Art Et Culture

Entrevue avec l’ambassadeur du Love Suprême : Koriass au Centro

PAR:
Simone Lirette

Les fans de Koriass ont eu de quoi se mettre sous la dent en 2016. Il avait conclu l’année précédente avec la sortie d’un EP préparatoire à son album, histoire de mettre l’eau à la bouche au public. Petit Love a mis le ton, sans dévoiler l’ampleur de l’œuvre qui s’apprêtait à rassasier les attentes. Love Suprême est alors lancé le 5 février 2016 au Cercle à Québec, puis affiche complet le lendemain au Club Soda pour l’édition montréalaise.

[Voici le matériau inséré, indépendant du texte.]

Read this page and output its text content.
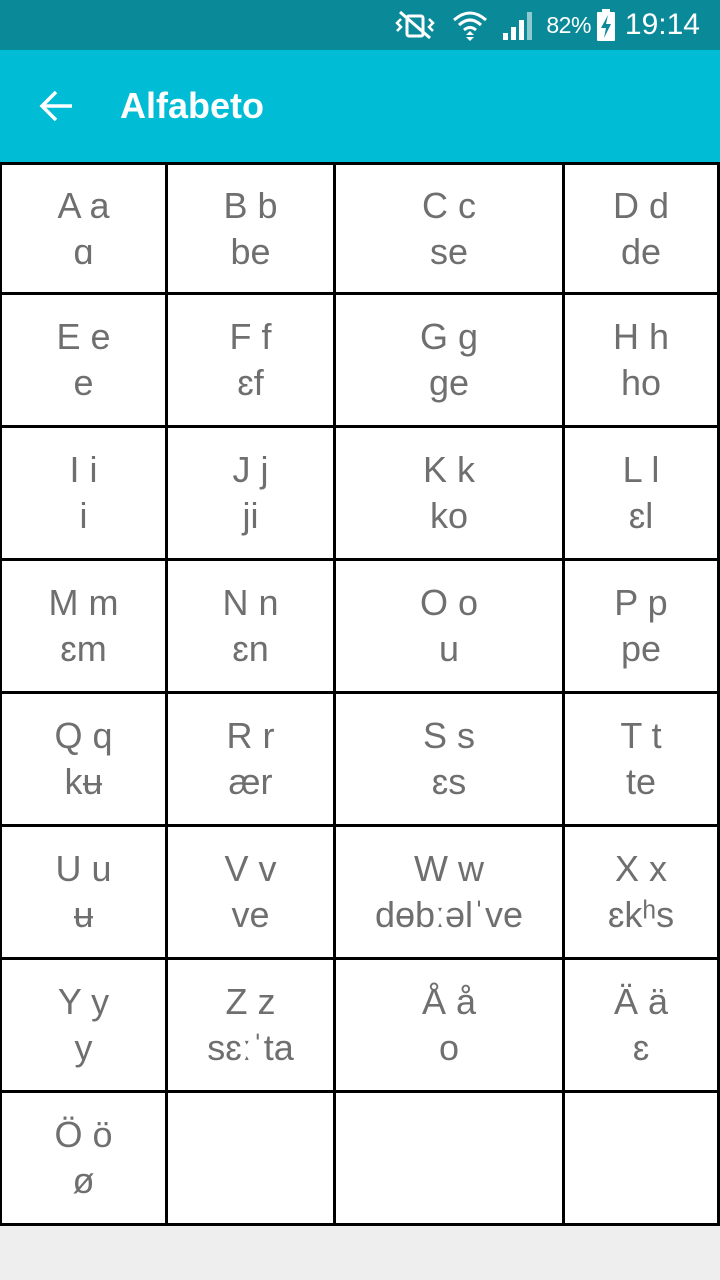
82% 19:14
Alfabeto
A a
ɑ
B b
be
C c
se
D d
de
E e
e
F f
ɛf
G g
ge
H h
ho
I i
i
J j
ji
K k
ko
L l
ɛl
M m
ɛm
N n
ɛn
O o
u
P p
pe
Q q
kʉ
R r
ær
S s
ɛs
T t
te
U u
ʉ
V v
ve
W w
dɵbːəlˈve
X x
ɛkʰs
Y y
y
Z z
sɛːˈta
Å å
o
Ä ä
ɛ
Ö ö
ø
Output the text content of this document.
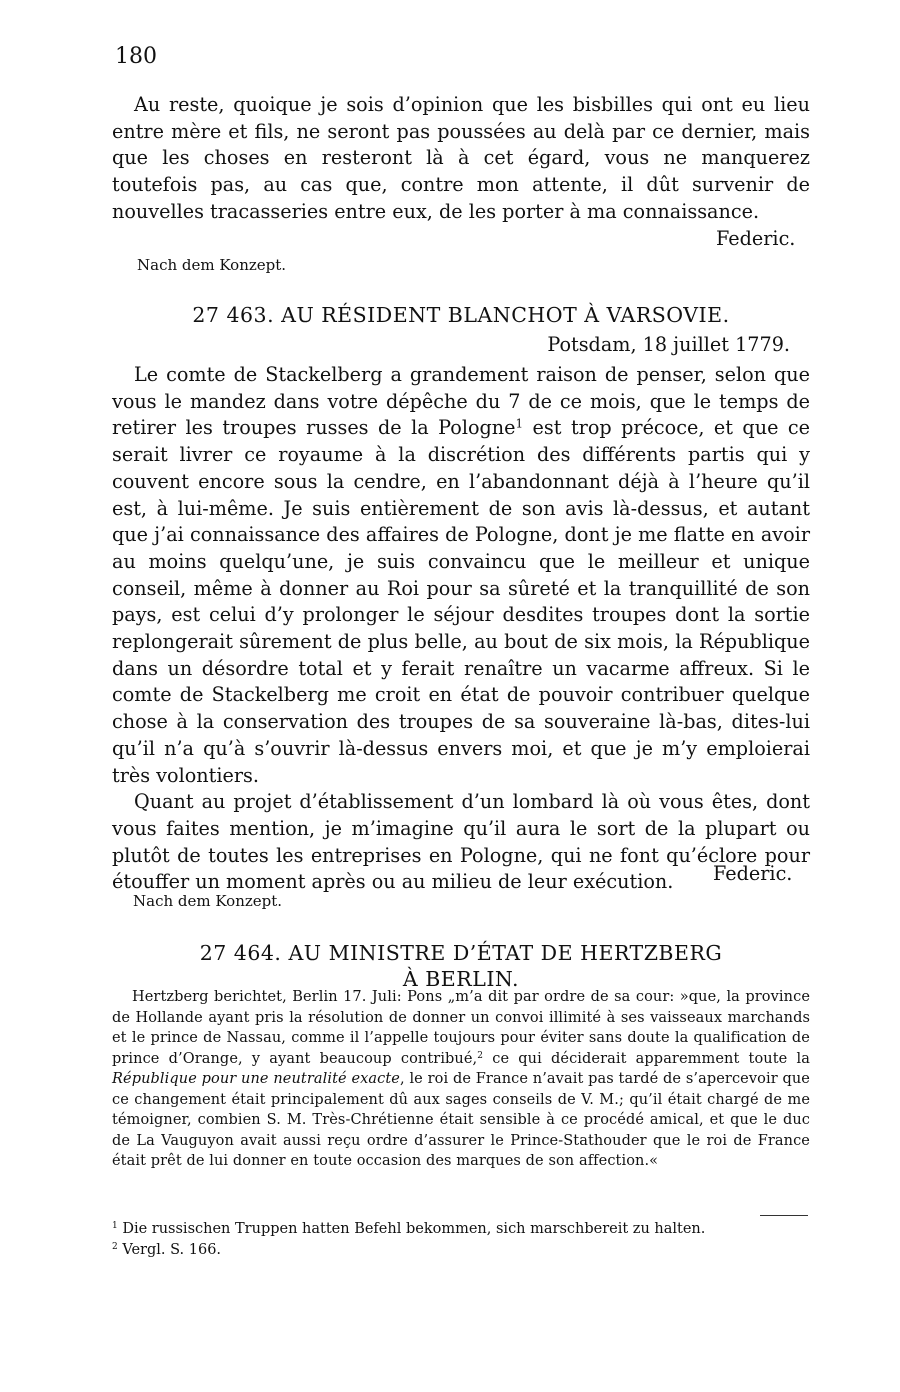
180

Au reste, quoique je sois d’opinion que les bisbilles qui ont eu lieu entre mère et fils, ne seront pas poussées au delà par ce dernier, mais que les choses en resteront là à cet égard, vous ne manquerez toutefois pas, au cas que, contre mon attente, il dût survenir de nouvelles tracasseries entre eux, de les porter à ma connaissance.

Federic.
Nach dem Konzept.
27 463. AU RÉSIDENT BLANCHOT À VARSOVIE.
Potsdam, 18 juillet 1779.

Le comte de Stackelberg a grandement raison de penser, selon que vous le mandez dans votre dépêche du 7 de ce mois, que le temps de retirer les troupes russes de la Pologne$^1$ est trop précoce, et que ce serait livrer ce royaume à la discrétion des différents partis qui y couvent encore sous la cendre, en l’abandonnant déjà à l’heure qu’il est, à lui-même. Je suis entièrement de son avis là-dessus, et autant que j’ai connaissance des affaires de Pologne, dont je me flatte en avoir au moins quelqu’une, je suis convaincu que le meilleur et unique conseil, même à donner au Roi pour sa sûreté et la tranquillité de son pays, est celui d’y prolonger le séjour desdites troupes dont la sortie replongerait sûrement de plus belle, au bout de six mois, la République dans un désordre total et y ferait renaître un vacarme affreux. Si le comte de Stackelberg me croit en état de pouvoir contribuer quelque chose à la conservation des troupes de sa souveraine là-bas, dites-lui qu’il n’a qu’à s’ouvrir là-dessus envers moi, et que je m’y emploierai très volontiers.

Quant au projet d’établissement d’un lombard là où vous êtes, dont vous faites mention, je m’imagine qu’il aura le sort de la plupart ou plutôt de toutes les entreprises en Pologne, qui ne font qu’éclore pour étouffer un moment après ou au milieu de leur exécution.	Federic.
Nach dem Konzept.
27 464. AU MINISTRE D’ÉTAT DE HERTZBERG
À BERLIN.

Hertzberg berichtet, Berlin 17. Juli: Pons „m’a dit par ordre de sa cour: »que, la province de Hollande ayant pris la résolution de donner un convoi illimité à ses vaisseaux marchands et le prince de Nassau, comme il l’appelle toujours pour éviter sans doute la qualification de prince d’Orange, y ayant beaucoup contribué,$^2$ ce qui déciderait apparemment toute la République pour une neutralité exacte, le roi de France n’avait pas tardé de s’apercevoir que ce changement était principalement dû aux sages conseils de V. M.; qu’il était chargé de me témoigner, combien S. M. Très-Chrétienne était sensible à ce procédé amical, et que le duc de La Vauguyon avait aussi reçu ordre d’assurer le Prince-Stathouder que le roi de France était prêt de lui donner en toute occasion des marques de son affection.«

$^1$ Die russischen Truppen hatten Befehl bekommen, sich marschbereit zu halten.

$^2$ Vergl. S. 166.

Dans la même semaine, son passage sur le plateau de Tout le monde en parle amène un sujet trop peu abordé à la table des Québécois-es : la culture du viol. Sa rigueur d’esprit, son témoignage et sa sensibilité à heure de grande écoute lui ouvrent un nouveau pan de public. Il y a vraiment un avant/après la diffusion de l’entrevue pour le rappeur présent dans le paysage hip-hop depuis une dizaine d’années. « Il y a toujours des fidèles! Je dirais que le trois quarts des gens qui sont dans les shows me suivent depuis un bout, savent qui je suis et sont prêts à faire le party comme ce soir, mais il y a quand même un phénomène qui s’est passé après Tout le monde en parle. Des gens qui ne me connaissaient pas avant qui viennent me voir maintenant. C’est un avantage que je n’avais pas vraiment considéré! »

De son vrai nom, Emmanuel Dubois (comme le dicte fièrement sa fille ainée sur la cinquième et ultime piste de Petit Love) diversifie ses sorties et incarne plusieurs rôles auprès de ses publics. Depuis peu, il occupe les fonctions de porte-parole de la campagne Sans oui, c’est non! et de conférencier de la tournée des cégeps Sexe, égalité et consentement avec Julie Miville-Dechêne, présidente du Conseil du statut de la femme, et Marilyse Hamelin, journaliste indépendante. « C’est vraiment différent! Quand je fais les conférences ou un spectacle, je ne suis pas dans les mêmes fonctions. Un spectacle, ça relève plus du personnage, de la fiction, de l’art. Quand je fais une conférence, c’est moi qui vais parler de sujets vraiment pointus, de la culture du viol, du féminisme, avec mes opinions réelles. »

Au Boquébière, ce samedi, c’est une performance toute en générosité, en intensité et en humour qu’il offre aux Sherbrookois-es avec l’aide de ses fidèles acolytes DJ Manifest et Bobby One. Des chansons de ses derniers albums ont côtoyé Love Suprême et Petit Love tout au long de la prestation. « Le genre de musique que je fais se prête bien à des petites salles, comme ce soir au Boquébière. Il y a quelque chose qui est un peu plus trash dans l’ambiance du spectacle. » La foule en sueur et les cœurs « avec les deux mains », à la demande de Koriass, témoignent bien de l’ambiance survoltée et du love suprême qui planaient au Boq.

L’album maître de cette tournée, Love Suprême, est une œuvre tissée autour du narcissisme et de la recherche d’approbation. « Pour la thématique de l’album, je vais chercher quelque chose de vraiment deep en moi, qui me fait chier de moi-même. » Il ajoute que ça peut aller jusqu’à lui nuire au niveau créatif, car il y a une constante remise en question à savoir si le public va aimer. « J’ai construit l’album avec une trame narrative logique, avec les interludes de Gilbert Sicotte. Au début, je suis super arrogant. Je veux être légendaire à tout prix. Au fur et à mesure, il y a une logique de vulnérabilité qui rentre. » Une quête d’amour qui semble avoir touché une corde sensible du public qui répond bien à l’album et à la tournée où l’on peut voir quelques curieux et plusieurs fidèles qui récitent le livre ouvert qu’est Koriass sur scène.